Pro: Dr. Kendall L. Baker

At Ohio Northern University, we have found that it is best to look at many measures in making a decision about an applicant's promise and potential for success. Accordingly, we review such things as high school grades, attendance, courses taken by the student, activities in which the student has participated, including service opportunities and leadership roles, class rank, and advanced placement and postsecondary option work taken successfully.

We examine the scores prospective students earn on the standardized college entrance exams: the SAT and the ACT. In our experience, these scores tell us two important things. First, they provide a common benchmark for prospective students that come from a range of high school backgrounds. Cumulative grade point averages often tell us little about such things as the rigor of the course work the student has taken and the analytical abilities it has engendered. Standardized tests can help us evaluate prospective students' capabilities in these and related areas. Secondly, they can help us, when they are broken down, place students in appropriate courses. For example, we have used the SAT-V and the ACT-EN scores to enable students to bypass freshman English and enroll in an alternative course in their initial term of study. Similarly, we have used standardized scores to help us identify students whose transition to college will be facilitated by particular kinds of programs.

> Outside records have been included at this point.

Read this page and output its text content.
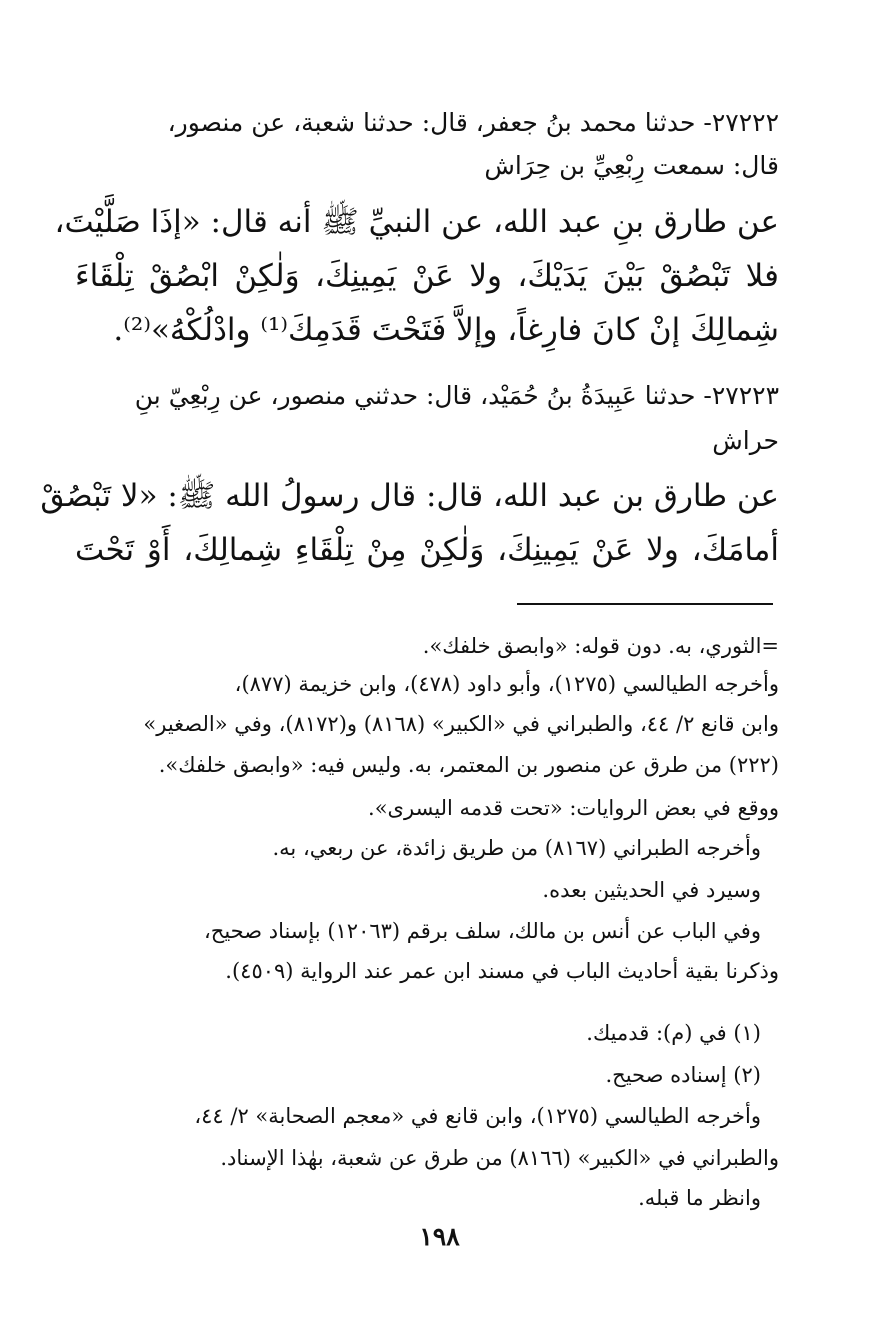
٢٧٢٢٢- حدثنا محمد بنُ جعفر، قال: حدثنا شعبة، عن منصور،

قال: سمعت رِبْعِيِّ بن حِرَاش

عن طارق بنِ عبد الله، عن النبيِّ ﷺ أنه قال: «إذَا صَلَّيْتَ،

فلا تَبْصُقْ بَيْنَ يَدَيْكَ، ولا عَنْ يَمِينِكَ، وَلٰكِنْ ابْصُقْ تِلْقَاءَ

شِمالِكَ إنْ كانَ فارِغاً، وإلاَّ فَتَحْتَ قَدَمِكَ⁽¹⁾ وادْلُكْهُ»⁽²⁾.

٢٧٢٢٣- حدثنا عَبِيدَةُ بنُ حُمَيْد، قال: حدثني منصور، عن رِبْعِيّ بنِ

حراش

عن طارق بن عبد الله، قال: قال رسولُ الله ﷺ: «لا تَبْصُقْ

أمامَكَ، ولا عَنْ يَمِينِكَ، وَلٰكِنْ مِنْ تِلْقَاءِ شِمالِكَ، أَوْ تَحْتَ

=الثوري، به. دون قوله: «وابصق خلفك».

وأخرجه الطيالسي (١٢٧٥)، وأبو داود (٤٧٨)، وابن خزيمة (٨٧٧)،

وابن قانع ٢/ ٤٤، والطبراني في «الكبير» (٨١٦٨) و(٨١٧٢)، وفي «الصغير»

(٢٢٢) من طرق عن منصور بن المعتمر، به. وليس فيه: «وابصق خلفك».

ووقع في بعض الروايات: «تحت قدمه اليسرى».

وأخرجه الطبراني (٨١٦٧) من طريق زائدة، عن ربعي، به.

وسيرد في الحديثين بعده.

وفي الباب عن أنس بن مالك، سلف برقم (١٢٠٦٣) بإسناد صحيح،

وذكرنا بقية أحاديث الباب في مسند ابن عمر عند الرواية (٤٥٠٩).

(١) في (م): قدميك.

(٢) إسناده صحيح.

وأخرجه الطيالسي (١٢٧٥)، وابن قانع في «معجم الصحابة» ٢/ ٤٤،

والطبراني في «الكبير» (٨١٦٦) من طرق عن شعبة، بهٰذا الإسناد.

وانظر ما قبله.

١٩٨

In addition, we rely on recommendations from teachers and personal interviews to determine a prospective student's likelihood of success. The personal interview, in particular, can help those involved in the admission process (faculty, deans, admissions staff) understand a student's motivation, intention, and commitment to success and to the academic program selected.

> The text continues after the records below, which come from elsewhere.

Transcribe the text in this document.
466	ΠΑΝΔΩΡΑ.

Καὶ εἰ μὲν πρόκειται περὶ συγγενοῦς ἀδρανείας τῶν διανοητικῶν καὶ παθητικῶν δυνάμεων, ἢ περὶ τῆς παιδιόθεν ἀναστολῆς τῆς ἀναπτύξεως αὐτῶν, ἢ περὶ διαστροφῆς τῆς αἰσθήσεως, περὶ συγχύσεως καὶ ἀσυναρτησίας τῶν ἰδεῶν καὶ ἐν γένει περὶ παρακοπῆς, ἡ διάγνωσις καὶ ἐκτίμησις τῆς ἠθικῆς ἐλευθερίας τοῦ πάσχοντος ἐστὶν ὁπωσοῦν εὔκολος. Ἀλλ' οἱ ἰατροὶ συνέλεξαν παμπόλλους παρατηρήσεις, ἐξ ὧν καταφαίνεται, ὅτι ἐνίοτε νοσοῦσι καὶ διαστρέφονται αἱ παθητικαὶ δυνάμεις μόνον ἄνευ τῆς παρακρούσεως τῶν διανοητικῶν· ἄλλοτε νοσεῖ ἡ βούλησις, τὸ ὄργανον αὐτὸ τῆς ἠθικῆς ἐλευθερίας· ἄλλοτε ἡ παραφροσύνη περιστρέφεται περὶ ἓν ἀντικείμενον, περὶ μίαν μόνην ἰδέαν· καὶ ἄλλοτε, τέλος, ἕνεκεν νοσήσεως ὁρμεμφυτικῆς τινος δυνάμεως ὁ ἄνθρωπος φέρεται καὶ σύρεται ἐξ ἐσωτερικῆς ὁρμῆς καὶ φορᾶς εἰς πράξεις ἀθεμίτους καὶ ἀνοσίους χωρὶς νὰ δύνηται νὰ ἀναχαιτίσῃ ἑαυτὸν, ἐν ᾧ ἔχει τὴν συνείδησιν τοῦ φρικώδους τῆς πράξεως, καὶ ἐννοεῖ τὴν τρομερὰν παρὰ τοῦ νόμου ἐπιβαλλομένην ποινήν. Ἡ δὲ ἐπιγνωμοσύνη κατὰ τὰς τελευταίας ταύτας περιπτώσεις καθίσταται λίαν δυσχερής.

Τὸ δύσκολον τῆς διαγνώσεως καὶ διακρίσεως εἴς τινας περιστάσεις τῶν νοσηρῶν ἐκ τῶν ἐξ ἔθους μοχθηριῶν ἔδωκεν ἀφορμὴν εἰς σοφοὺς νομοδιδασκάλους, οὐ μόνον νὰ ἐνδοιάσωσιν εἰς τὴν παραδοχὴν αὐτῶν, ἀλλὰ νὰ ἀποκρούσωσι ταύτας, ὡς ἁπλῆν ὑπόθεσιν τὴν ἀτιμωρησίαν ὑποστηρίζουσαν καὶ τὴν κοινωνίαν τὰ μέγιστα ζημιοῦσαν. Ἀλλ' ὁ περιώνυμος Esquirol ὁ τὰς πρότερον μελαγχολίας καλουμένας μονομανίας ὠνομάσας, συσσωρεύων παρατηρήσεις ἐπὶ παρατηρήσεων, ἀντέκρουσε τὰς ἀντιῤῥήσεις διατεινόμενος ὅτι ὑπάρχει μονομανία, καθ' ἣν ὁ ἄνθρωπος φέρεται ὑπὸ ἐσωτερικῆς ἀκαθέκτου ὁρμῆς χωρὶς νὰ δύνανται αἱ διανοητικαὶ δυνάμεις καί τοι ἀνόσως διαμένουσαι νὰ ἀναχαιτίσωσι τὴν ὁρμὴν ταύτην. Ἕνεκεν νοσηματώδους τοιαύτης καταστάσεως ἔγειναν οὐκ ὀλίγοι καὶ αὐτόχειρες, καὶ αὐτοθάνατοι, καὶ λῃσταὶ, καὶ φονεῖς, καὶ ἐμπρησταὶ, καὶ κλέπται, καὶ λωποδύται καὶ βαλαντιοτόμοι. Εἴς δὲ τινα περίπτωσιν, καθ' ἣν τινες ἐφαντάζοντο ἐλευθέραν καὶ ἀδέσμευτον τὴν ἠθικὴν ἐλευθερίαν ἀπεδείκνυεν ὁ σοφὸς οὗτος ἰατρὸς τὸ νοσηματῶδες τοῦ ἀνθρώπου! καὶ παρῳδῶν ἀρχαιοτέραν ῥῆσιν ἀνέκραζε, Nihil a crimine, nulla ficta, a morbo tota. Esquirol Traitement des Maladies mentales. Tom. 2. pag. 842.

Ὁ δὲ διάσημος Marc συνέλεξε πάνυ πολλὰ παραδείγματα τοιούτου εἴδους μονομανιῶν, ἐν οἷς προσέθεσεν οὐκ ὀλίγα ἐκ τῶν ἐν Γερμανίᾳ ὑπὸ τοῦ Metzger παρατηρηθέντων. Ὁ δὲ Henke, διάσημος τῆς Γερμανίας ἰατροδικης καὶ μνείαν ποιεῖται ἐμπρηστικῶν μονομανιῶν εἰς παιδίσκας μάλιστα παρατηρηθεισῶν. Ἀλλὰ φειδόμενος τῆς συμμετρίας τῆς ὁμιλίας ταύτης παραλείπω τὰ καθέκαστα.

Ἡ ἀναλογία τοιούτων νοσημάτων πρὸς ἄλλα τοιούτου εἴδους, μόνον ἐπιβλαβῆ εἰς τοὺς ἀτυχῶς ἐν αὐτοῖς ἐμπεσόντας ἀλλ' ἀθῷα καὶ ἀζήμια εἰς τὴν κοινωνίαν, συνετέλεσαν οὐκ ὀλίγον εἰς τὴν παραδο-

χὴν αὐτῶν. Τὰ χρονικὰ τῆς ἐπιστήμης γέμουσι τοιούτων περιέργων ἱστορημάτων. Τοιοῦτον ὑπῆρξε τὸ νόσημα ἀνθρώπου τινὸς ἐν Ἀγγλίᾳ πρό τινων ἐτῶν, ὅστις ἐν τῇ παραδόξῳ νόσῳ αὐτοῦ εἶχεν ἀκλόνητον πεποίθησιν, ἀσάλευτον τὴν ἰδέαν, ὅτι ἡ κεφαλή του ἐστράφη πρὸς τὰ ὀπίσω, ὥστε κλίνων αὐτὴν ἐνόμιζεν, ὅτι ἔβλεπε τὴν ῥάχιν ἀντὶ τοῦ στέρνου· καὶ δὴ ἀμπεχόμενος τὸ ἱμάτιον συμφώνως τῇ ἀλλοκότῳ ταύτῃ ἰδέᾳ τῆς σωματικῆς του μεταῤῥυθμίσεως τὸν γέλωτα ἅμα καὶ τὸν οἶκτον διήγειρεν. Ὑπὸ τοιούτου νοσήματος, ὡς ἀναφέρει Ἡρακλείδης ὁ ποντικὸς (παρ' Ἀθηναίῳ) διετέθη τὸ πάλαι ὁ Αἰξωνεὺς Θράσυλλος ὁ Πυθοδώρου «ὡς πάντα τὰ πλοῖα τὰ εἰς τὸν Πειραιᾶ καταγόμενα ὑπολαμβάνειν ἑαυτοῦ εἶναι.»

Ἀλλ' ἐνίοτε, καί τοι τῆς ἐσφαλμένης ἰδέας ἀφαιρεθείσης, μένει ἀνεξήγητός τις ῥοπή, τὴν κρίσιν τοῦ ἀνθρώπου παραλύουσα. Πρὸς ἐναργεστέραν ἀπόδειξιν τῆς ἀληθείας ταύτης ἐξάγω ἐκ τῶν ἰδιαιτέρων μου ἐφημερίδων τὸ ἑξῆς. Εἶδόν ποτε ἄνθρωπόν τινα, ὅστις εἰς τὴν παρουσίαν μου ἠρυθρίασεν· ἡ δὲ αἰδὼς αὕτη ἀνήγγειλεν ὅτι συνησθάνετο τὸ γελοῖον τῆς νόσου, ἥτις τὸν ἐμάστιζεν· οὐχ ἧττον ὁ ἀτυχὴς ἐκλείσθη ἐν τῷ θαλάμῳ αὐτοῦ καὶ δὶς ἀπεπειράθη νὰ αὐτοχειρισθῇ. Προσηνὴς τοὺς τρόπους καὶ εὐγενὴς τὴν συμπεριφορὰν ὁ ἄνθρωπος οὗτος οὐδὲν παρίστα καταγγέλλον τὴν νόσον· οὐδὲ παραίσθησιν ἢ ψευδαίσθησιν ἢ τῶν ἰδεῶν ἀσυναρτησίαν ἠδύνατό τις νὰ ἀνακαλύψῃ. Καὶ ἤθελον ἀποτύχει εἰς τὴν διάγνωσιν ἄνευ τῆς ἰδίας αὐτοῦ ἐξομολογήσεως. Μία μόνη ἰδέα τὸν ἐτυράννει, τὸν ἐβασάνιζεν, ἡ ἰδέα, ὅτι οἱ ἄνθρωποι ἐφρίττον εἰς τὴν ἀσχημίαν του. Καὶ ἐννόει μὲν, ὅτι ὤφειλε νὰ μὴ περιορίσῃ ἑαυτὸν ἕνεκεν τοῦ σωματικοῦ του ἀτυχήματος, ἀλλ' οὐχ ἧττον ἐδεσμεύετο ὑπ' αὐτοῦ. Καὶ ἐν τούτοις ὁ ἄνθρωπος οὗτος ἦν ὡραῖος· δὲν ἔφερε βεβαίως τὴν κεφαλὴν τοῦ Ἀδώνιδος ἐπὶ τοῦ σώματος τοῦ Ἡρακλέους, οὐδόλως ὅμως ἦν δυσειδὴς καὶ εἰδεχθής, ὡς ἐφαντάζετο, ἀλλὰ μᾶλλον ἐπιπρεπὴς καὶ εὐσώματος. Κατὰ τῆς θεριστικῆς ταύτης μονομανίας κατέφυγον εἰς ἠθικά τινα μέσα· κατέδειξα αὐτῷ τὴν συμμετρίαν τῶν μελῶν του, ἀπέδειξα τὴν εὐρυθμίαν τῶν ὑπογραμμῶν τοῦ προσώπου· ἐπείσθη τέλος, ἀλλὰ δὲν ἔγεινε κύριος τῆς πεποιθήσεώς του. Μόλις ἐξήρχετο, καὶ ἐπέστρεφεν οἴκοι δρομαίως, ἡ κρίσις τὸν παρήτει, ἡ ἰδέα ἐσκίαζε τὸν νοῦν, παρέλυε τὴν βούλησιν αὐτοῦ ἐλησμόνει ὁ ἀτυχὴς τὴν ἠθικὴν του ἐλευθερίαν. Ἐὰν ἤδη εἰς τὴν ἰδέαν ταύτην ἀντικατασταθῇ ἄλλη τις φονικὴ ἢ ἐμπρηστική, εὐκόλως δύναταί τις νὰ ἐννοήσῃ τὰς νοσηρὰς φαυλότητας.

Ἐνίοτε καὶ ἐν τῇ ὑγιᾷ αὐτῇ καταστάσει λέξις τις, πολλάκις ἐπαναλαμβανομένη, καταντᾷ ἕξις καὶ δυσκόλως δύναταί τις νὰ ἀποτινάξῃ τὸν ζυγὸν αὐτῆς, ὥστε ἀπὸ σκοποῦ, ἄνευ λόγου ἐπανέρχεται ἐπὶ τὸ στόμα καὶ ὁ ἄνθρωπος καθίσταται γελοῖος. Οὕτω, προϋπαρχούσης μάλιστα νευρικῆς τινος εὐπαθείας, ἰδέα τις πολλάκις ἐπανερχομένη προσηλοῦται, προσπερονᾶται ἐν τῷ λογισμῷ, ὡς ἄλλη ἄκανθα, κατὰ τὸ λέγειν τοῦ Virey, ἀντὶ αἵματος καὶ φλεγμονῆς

In sum, we believe that the more information one can obtain about a student, the better the decision to admit or not admit will be. Although standardized test scores are by no means perfect predictors, they do provide valuable information about some of the characteristics important for success in college. They, therefore, represent one, but only one, of the factors we review in the admission process at ONU.

Dr. Kendall L. Baker is president of Ohio Northern University in Ada.